I just read the date is August 21, 2012. I think it was on ABC.com at the end of the story about Baez's book and his recapping of the night she got out of jail.
In light of yesterday's Supreme Court ruling re: the medals of valor and people falsely claiming to be recipients.
The justices said it's not nice to lie, but as long as someone has no malicious intent or not doing something harmful, it's perfectly legal to tell false tales because of First Amendment rights. (totally paraphrased)
So, here are my questions, how does that bode for others who lie about criminal actions: perjury, giving false information, etc. Could people skate on First Amendment rights? "I have freedom of speech, I can say what I want if I'm not harming someone."
Suppose Martha Stewart, or someone in a similar bind, tried this?
Is it now true as Cindy Anthony said, "It's not a crime to lie?"
What about Casey's charges for lying??? Could she win appeal based on the SC decision????
The judges didn't say anything new or surprising. It is and always has been true that it isn't a crime merely to lie. There has to be something more. For example, lying under oath in a court proceeding is a crime (perjury). Giving false information to law enforcement officials trying to find your missing child to throw them off track is a crime. Lying to someone to get them to give you their money to "invest" in a nonexistent fund is a crime.
But just lying isn't a crime. And Congress can't make just lying a crime, because of the First Amendment. Just about every lawyer except the ones in Congress already knew this IMO.

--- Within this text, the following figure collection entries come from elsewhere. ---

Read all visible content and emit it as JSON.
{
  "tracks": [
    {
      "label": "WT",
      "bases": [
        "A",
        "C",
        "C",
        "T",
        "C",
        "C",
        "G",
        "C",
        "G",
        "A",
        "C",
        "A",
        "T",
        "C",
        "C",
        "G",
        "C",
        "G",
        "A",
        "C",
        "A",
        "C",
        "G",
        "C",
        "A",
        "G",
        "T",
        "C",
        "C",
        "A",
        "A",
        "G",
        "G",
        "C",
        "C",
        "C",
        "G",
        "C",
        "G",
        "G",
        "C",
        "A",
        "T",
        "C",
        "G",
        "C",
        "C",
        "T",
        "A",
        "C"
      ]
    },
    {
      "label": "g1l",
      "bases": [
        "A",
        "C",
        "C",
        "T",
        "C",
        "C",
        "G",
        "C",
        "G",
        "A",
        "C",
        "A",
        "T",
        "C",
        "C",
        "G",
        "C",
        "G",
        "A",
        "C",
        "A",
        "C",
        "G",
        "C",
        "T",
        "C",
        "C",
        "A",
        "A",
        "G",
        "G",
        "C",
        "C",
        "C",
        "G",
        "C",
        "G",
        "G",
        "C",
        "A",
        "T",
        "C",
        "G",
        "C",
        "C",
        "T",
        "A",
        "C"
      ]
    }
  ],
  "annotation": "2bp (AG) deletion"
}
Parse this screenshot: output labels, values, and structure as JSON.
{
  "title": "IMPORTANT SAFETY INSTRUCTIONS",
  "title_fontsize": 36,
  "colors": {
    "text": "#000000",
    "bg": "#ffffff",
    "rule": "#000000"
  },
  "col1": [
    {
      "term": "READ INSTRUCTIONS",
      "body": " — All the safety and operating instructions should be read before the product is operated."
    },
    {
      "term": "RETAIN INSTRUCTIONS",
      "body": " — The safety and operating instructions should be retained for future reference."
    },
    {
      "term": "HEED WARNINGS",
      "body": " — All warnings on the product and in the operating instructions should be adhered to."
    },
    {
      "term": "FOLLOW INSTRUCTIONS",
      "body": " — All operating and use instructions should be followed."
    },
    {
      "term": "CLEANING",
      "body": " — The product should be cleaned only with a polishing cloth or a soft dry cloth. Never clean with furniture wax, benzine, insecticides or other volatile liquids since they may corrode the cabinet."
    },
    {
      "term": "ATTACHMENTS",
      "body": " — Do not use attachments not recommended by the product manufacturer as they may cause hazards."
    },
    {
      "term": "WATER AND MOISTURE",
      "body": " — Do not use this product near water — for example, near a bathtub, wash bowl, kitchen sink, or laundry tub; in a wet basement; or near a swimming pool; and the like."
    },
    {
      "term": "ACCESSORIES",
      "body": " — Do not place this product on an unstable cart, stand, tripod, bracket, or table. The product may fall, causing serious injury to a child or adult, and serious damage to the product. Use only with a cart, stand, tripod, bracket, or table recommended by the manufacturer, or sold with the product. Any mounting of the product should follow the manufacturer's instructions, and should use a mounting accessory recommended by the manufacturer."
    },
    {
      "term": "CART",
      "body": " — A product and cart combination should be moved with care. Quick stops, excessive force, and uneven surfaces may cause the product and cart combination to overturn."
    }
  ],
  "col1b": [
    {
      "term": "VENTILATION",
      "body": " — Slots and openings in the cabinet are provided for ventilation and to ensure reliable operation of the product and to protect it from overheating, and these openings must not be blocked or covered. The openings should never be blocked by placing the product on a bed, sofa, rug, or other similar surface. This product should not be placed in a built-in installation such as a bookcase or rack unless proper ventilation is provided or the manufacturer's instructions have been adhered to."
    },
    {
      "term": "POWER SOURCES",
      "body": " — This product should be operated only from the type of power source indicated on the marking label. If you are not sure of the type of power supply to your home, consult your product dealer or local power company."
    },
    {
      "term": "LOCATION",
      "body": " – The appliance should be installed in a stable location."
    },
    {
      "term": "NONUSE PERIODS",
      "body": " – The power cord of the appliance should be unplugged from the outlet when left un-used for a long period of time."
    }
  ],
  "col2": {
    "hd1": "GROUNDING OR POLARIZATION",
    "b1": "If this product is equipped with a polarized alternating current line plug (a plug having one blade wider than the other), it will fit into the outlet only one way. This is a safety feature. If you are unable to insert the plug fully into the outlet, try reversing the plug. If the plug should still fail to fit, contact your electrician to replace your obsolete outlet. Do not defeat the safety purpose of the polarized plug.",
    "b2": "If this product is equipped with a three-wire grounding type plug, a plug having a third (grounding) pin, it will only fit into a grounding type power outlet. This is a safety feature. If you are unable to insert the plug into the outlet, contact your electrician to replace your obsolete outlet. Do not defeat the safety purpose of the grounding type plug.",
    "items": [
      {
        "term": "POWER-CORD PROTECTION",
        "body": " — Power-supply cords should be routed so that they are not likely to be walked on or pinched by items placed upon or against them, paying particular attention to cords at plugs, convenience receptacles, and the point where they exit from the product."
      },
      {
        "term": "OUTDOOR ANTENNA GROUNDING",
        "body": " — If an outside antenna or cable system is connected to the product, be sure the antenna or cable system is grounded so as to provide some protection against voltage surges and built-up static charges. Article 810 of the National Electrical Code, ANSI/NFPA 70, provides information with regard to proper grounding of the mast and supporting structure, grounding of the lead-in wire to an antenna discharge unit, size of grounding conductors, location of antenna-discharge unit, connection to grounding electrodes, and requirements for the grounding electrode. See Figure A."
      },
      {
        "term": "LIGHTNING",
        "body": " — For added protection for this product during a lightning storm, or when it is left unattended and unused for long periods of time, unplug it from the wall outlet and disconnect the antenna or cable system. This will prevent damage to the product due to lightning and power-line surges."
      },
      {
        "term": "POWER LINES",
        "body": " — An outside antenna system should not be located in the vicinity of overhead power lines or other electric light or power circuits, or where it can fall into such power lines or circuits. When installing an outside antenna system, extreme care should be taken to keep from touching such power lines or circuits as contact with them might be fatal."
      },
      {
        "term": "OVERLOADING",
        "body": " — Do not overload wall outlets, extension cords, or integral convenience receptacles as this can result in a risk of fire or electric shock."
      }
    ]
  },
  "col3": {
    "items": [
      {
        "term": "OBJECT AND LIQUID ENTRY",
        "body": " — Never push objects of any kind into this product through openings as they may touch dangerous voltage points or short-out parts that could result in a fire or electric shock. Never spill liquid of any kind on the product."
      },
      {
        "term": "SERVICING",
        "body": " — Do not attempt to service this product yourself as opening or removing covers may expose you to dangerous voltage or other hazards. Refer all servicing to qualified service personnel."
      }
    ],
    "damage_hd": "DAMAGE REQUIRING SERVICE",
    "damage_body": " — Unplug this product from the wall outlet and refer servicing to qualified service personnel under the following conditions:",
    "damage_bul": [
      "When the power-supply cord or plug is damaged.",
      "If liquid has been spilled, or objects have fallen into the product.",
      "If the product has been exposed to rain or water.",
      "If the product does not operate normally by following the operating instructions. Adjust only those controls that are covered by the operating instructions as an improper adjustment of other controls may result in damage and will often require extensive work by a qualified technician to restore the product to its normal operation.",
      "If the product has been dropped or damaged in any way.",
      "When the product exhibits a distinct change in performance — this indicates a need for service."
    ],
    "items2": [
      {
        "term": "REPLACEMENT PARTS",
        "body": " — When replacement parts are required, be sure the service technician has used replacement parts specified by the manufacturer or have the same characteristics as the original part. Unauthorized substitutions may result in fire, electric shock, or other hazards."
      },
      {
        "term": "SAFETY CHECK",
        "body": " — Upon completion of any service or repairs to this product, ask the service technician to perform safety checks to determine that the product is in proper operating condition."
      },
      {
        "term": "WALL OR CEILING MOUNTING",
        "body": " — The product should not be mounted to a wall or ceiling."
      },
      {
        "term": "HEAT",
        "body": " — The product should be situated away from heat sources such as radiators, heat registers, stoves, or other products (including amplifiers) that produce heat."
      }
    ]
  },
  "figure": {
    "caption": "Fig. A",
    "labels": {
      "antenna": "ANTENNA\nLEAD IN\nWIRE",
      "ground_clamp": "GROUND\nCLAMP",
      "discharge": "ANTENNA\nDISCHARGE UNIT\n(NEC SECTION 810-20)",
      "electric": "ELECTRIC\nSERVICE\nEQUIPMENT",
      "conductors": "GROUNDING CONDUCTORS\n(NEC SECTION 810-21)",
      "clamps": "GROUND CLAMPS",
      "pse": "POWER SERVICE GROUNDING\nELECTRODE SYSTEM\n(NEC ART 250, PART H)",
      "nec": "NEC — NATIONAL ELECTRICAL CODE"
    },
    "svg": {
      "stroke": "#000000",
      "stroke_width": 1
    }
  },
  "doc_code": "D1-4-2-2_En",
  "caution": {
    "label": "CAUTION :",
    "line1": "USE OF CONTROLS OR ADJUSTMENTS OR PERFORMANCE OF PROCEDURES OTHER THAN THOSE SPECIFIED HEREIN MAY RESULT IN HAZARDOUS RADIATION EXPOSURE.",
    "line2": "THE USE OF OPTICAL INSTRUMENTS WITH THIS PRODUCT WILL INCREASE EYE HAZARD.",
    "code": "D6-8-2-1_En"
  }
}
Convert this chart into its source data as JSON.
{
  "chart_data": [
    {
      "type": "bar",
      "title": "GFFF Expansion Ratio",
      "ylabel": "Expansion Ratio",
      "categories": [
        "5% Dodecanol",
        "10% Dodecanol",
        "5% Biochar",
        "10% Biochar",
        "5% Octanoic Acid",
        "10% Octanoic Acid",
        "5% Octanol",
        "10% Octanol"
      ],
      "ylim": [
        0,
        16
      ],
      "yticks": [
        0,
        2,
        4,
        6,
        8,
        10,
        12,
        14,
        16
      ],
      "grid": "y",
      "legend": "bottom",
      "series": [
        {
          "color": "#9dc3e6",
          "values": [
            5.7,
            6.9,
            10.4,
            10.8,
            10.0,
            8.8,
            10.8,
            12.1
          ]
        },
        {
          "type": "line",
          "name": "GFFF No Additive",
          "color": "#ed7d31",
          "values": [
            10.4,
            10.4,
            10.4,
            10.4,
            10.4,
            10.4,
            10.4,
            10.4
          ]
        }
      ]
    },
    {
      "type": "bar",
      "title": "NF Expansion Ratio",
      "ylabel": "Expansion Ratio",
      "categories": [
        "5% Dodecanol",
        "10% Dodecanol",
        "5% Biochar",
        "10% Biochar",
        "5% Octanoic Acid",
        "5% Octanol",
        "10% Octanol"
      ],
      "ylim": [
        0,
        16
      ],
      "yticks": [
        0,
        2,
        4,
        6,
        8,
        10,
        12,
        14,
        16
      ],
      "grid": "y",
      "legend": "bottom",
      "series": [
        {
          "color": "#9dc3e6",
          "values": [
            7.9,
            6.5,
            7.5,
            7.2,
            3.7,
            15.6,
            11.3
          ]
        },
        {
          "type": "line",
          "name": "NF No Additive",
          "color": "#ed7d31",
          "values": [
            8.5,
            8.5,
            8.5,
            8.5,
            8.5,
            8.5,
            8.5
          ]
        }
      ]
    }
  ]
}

Casey's appeal already includes the argument that the jury should have been required to find that her lies MATTERED somehow to the investigation of the missing child--otherwise, the statute would be unconstitutional. In other words, if you lie to LE but they don't believe you for a second, or the thing you lie about has nothing to do with the missing child, it's probably unconstitutional to prosecute you for that. This was a good argument before the Supreme Court case came out yesterday, and it's still a good argument for the same reasons. The only difference is that this new case will be cited in Casey's Reply brief (or maybe even in a supplemental citation memo filed before then).
Now, let me add that if a hypothetical good jury had been properly instructed that Casey's lies had to make a difference to LE's investigation, I'm sure they would have made that finding as to SOME of the counts of lying. It simply isn't true that LE said "we don't believe you" and ignored her lies. They investigated the heck out of her Zanny Nanny lies, while still pursuing what they thought was the more likely path (that Casey knew exactly what had happened to Caylee). But the jury wasn't asked to make that finding. And the finding probably couldn't have been made as to ALL of the counts of lying to LE. Here were the 4 lies (simplified):
1. "I work at Universal."
2. "I left Caylee with Zanny."
3. "I told Jeff and Juliette about Caylee's kidnapping."
4. "Caylee called me on July 15, 2008."
Lies #2 and 4 were important to the investigation and were investigated. Lies #1 and 3 were probably not important.